I installed HeliumOS (Almalinux bootc) on a corebooted Chromebook. Works really well, but audio needs to be configured.
The script needs a recent python which is not available there.
Go and rust can be installed for a user only. Is there something similar for python?
Home-manager > nix profile
Also, nix-shell is supposed to be used for debugging, and nix shell/develop for using packages without installing them
Does home manager work standalone without having nix first? I’ve never installed it on non-nixos
Nix shell is absolutely for running packages without installing them it literally tells you to do that in the terminal hint
Nix run iirc only works with flakes
No, it builds on top of nix. But it seems like the only real option for declarative package management.
Nix shell and nix-shell are different commands
https://discourse.nixos.org/t/nix-shell-nix-shell-and-nix-develop/25964/4
So does nix shell
nix shell -p works without flakes enabled
$ nix shell -p python error: unrecognised flag '-p' Try 'nix --help' for more information.

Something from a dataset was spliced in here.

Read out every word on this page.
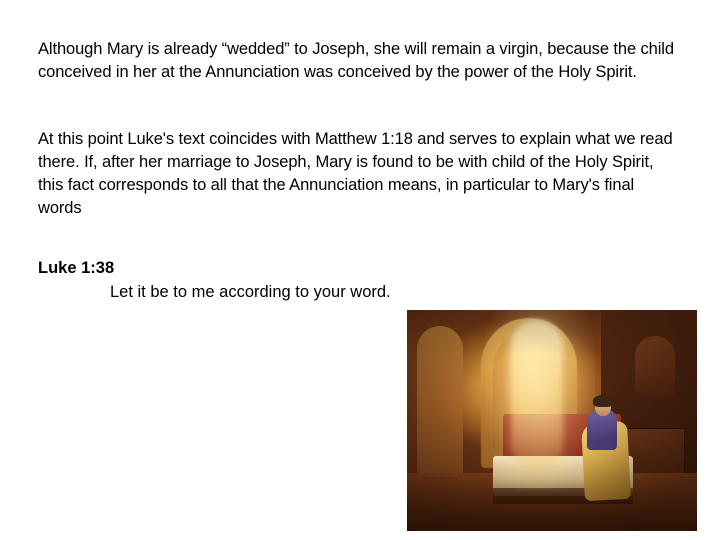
Although Mary is already “wedded” to Joseph, she will remain a virgin, because the child conceived in her at the Annunciation was conceived by the power of the Holy Spirit.
At this point Luke's text coincides with Matthew 1:18 and serves to explain what we read there. If, after her marriage to Joseph, Mary is found to be with child of the Holy Spirit, this fact corresponds to all that the Annunciation means, in particular to Mary's final words
Luke 1:38
Let it be to me according to your word.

Sorry I meant nix-shell -p, I didn’t read your original comment properly apparently
It’s definitely an option as op wants to run one script from the sounds of it, nix-shell not nix shell is perfect for that
It’s a bit needlessly confusing that there are two entirely separate commands with the same name and thought you were talking about the original one
Source on the second statement? My understanding was that nix-shell is legacy for systems without flakes and nix-command enabled, and are being replaced by nix shell/run/develop
https://discourse.nixos.org/t/nix-shell-nix-shell-and-nix-develop/25964/4
Interesting, didn’t know the history of the command. But that post confirms my understanding, that nix shell/develop are the new replacements for nix-shell, with nix shell for temporary package installs and nix develop for debugging and developing
As far as I understand, they’re not replacements in the same way nix profile replaces nix-env. They seem to serve a different purpose, but I don’t know enough to say for certain.